Vous étiez archiduchesse d’Autriche puis reine de France grâce à votre mariage avec Louis XVI. De votre union sont nés des enfants dont vous êtes séparée aujourd’hui. Je comprends votre douleur et j’admire votre calme. Pourtant, durant votre vie, vous avez su représenter la France et la royauté avec dignité. Malheureusement, la Révolution et le peuple vous ont conduite à la condamnation. J’espère que vos enfants grandiront sereinement.

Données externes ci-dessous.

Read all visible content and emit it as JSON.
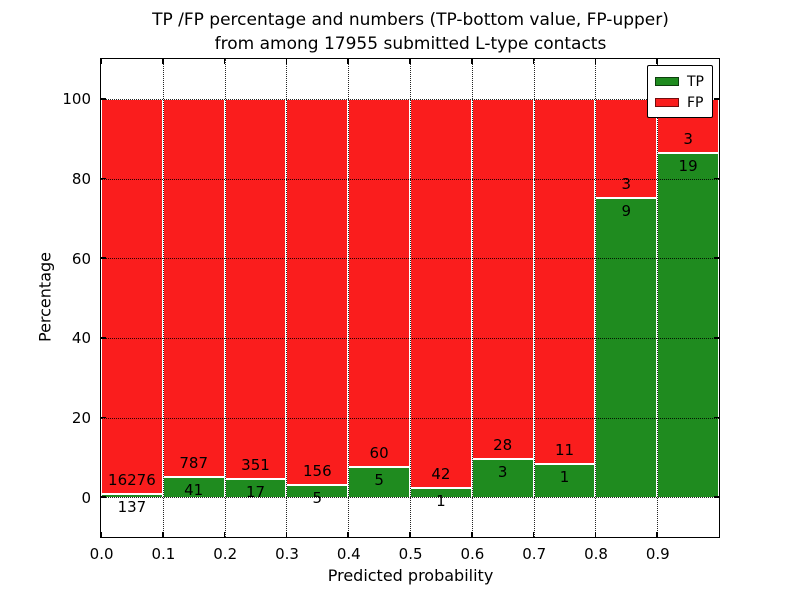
{
  "title": {
    "line1": "TP /FP percentage and numbers (TP-bottom value, FP-upper)",
    "line2": "from among 17955 submitted L-type contacts"
  },
  "chart_data": {
    "type": "bar",
    "stacked": true,
    "normalized_to": 100,
    "bin_edges": [
      0.0,
      0.1,
      0.2,
      0.3,
      0.4,
      0.5,
      0.6,
      0.7,
      0.8,
      0.9,
      1.0
    ],
    "categories": [
      "0.0-0.1",
      "0.1-0.2",
      "0.2-0.3",
      "0.3-0.4",
      "0.4-0.5",
      "0.5-0.6",
      "0.6-0.7",
      "0.7-0.8",
      "0.8-0.9",
      "0.9-1.0"
    ],
    "series": [
      {
        "name": "TP",
        "color": "#1f8b1f",
        "counts": [
          137,
          41,
          17,
          5,
          5,
          1,
          3,
          1,
          9,
          19
        ]
      },
      {
        "name": "FP",
        "color": "#fa1d1d",
        "counts": [
          16276,
          787,
          351,
          156,
          60,
          42,
          28,
          11,
          3,
          3
        ]
      }
    ],
    "tp_percentages": [
      0.83,
      4.95,
      4.62,
      3.11,
      7.69,
      2.33,
      9.68,
      8.33,
      75.0,
      86.36
    ],
    "total_contacts": 17955,
    "xlabel": "Predicted probability",
    "ylabel": "Percentage",
    "xlim": [
      0.0,
      1.0
    ],
    "ylim": [
      -10,
      110
    ],
    "xticks": [
      "0.0",
      "0.1",
      "0.2",
      "0.3",
      "0.4",
      "0.5",
      "0.6",
      "0.7",
      "0.8",
      "0.9"
    ],
    "yticks": [
      "0",
      "20",
      "40",
      "60",
      "80",
      "100"
    ],
    "grid": "dotted",
    "bar_edge_color": "#ffffff",
    "legend": {
      "position": "upper-right",
      "entries": [
        {
          "label": "TP",
          "color": "#1f8b1f"
        },
        {
          "label": "FP",
          "color": "#fa1d1d"
        }
      ]
    }
  }
}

Cette lettre n’apaisera pas votre souffrance mais je souhaite qu’elle soulage votre conscience. Je prie une dernière fois pour votre libération et celle de votre mari. Sachez que, durant votre règne, vous avez fait preuve de courage et de dignité.

Veuillez agréer, Madame, avec toute ma compassion, l’expression de mon profond respect,

Laurine


Très chère Laurine,

Je vous remercie pour votre lettre. Je suis en effet séparée de mes enfants et je ne puis qu’être très inquiète pour eux. Je ne sais pas ce que le sort me réserve mais je doute fort que ces monstres de révolutionnaires ne nous réunissent! Cependant, je ne perds pas espoir. 
 
Mon mari a déjà été condamné et exécuté. Mon fils est maintenant roi. Comment ne pas craindre pour lui?